AC&T - présentation

Contextes

Pour les compagnies de théâtre et plus généralement pour le spectacle vivant le confinement a fait figure de « saison en enfer ».  Cependant, la déception, la déconvenue ont réveillé une faim, des appétits et des enthousiasmes que l’on croyait réservés aux temps chéri du temps ordinaire. Car bien entendu la création n’implique pas un déplacement à l’autre bout du monde. En vérité, le bout du monde c’est un peu nous, ceux que nous aimons, ceux que l’on côtoie, ceux avec lesquels on est en relation, ceux que l’on aimerait connaître, ceux qui sont encore des inconnus et finalement, tous ceux qui tournent sur le même manège, embarqués sur la même petite planète.

"Le bout du monde c'est un peu nous, ceux que nous aimons ..."

Compagnie de théâtre née de la dernière giboulée (janvier 2020), nous avons essayé de sauver les meubles en restant en contact les uns avec les autres, en programmant régulièrement des répétitions par le biais de systèmes de communication ( téléphone, visioconférence). Nous avons perçu que ce qui a frappé les esprits - et les corps - c’est l’accent mis sur le débordement : en France, les services hospitaliers ont été dramatiquement débordés mais tout autant l'appréciation de la robustesse de la médecine, de l’économie, de la gouvernance … Alors, plutôt que de redouter la confrontation, nous avons résolu d’approcher au plus près le débordement.
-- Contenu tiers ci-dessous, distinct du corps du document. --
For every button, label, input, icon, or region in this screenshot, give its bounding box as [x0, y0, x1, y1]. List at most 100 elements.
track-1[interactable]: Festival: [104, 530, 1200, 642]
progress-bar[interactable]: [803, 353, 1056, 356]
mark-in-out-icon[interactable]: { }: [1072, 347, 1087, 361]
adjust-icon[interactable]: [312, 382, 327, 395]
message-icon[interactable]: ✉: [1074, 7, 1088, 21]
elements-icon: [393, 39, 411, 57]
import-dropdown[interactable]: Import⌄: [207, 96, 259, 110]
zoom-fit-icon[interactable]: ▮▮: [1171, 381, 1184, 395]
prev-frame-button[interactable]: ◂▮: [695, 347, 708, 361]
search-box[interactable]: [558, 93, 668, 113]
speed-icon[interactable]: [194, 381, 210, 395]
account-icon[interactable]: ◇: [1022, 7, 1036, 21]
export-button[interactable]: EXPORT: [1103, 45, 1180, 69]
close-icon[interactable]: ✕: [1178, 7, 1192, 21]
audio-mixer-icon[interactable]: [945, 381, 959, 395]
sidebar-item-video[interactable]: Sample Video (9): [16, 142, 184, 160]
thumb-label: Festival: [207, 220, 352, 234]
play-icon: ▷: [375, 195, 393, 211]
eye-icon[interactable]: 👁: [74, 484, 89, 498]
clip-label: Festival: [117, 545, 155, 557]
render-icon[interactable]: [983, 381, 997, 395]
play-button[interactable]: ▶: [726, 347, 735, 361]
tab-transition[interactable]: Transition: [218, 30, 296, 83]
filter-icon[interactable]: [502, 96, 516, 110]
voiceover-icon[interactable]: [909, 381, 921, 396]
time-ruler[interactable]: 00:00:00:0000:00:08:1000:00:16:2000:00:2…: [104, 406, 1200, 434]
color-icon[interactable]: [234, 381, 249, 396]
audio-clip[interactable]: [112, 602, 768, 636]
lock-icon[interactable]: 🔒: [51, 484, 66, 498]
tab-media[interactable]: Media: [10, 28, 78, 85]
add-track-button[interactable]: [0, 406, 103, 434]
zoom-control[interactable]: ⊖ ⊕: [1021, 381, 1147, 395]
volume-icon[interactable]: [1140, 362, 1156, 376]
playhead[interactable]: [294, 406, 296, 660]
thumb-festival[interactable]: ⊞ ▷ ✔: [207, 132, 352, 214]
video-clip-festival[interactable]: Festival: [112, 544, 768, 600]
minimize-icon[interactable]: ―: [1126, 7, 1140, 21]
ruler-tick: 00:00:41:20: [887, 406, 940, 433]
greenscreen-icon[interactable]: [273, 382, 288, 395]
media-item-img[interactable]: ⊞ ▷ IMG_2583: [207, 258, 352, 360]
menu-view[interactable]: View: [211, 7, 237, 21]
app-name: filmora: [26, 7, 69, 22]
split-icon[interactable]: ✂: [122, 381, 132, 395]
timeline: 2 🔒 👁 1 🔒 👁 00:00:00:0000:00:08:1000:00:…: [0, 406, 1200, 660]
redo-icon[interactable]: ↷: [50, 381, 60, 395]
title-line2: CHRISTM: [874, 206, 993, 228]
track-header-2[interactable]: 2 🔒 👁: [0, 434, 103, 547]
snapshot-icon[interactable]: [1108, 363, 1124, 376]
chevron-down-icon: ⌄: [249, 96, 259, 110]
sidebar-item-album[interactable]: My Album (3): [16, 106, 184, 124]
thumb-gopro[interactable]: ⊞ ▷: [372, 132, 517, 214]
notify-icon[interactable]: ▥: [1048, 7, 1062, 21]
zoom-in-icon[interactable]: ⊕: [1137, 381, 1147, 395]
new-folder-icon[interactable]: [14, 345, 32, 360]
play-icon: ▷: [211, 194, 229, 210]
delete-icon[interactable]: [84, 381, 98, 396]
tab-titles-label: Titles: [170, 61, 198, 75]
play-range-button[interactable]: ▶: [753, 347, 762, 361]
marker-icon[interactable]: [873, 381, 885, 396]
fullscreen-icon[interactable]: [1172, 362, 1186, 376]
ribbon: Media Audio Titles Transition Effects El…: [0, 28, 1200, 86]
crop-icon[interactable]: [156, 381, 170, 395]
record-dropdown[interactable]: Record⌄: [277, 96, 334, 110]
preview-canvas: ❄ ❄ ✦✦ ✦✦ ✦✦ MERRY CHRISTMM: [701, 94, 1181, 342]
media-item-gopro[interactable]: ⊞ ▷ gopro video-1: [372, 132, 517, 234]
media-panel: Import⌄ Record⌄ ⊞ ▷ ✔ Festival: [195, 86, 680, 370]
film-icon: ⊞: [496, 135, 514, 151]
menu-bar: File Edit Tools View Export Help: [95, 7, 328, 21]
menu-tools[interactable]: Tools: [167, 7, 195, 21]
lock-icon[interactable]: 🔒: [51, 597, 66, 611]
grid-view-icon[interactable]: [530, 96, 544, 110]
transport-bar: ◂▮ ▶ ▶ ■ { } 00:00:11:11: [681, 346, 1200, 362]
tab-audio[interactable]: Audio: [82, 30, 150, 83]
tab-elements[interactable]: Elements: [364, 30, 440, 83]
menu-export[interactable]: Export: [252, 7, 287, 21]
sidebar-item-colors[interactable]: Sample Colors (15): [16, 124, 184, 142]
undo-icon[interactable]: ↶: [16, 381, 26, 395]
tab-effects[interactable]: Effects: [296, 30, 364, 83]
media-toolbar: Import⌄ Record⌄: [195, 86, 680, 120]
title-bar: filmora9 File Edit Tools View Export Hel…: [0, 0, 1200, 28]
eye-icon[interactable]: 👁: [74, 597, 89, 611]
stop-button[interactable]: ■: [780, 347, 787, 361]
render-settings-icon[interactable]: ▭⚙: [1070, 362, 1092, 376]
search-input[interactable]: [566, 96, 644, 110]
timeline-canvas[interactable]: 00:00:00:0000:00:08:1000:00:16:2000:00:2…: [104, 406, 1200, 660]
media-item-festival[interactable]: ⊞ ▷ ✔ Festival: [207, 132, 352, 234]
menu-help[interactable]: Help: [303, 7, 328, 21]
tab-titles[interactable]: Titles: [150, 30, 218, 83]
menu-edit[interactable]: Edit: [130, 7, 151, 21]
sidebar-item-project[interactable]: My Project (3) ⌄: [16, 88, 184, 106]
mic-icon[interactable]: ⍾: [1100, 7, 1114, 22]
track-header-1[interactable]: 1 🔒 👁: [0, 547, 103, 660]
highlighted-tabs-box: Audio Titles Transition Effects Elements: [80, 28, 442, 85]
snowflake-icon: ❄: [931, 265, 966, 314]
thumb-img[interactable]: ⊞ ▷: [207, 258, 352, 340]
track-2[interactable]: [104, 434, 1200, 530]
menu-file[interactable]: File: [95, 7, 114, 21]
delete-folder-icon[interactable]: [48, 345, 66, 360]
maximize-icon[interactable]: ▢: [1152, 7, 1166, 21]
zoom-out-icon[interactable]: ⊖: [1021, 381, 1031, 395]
Mettant de côté les gestes barrière, nous nous sommes posé la question suivante : que pourrions-nous préserver du théâtre si le théâtre était débordé, c’est-à-dire débarrassé de ses bords ?

"Que pourrions-nous préserver du théâtre si le théâtre était débordé, c’est-à-dire débarrassé de ses bords ?"

Concepts

Pour la scène théâtrale cette question semble résolue depuis longtemps puisque le « quatrième mur » désigne le fronton virtuel situé sur le devant de la scène et à travers lequel les spectateurs voient jouer les comédiens. C’est plus précisément Denis Diderot qui le premier a formulé ce concept dans le Discours sur la poésie dramatique (1758). Étant en bonne compagnie, nous avons imaginé abattre d'autres murs  en interrogeant la différenciation entre représentations théâtrales et conventions citoyennes. « Activations citoyennes et théâtrales » (AC&T) est à interpréter comme un creuset d'expériences pour faire bouger les lignes, les murs et in fine la démocratie.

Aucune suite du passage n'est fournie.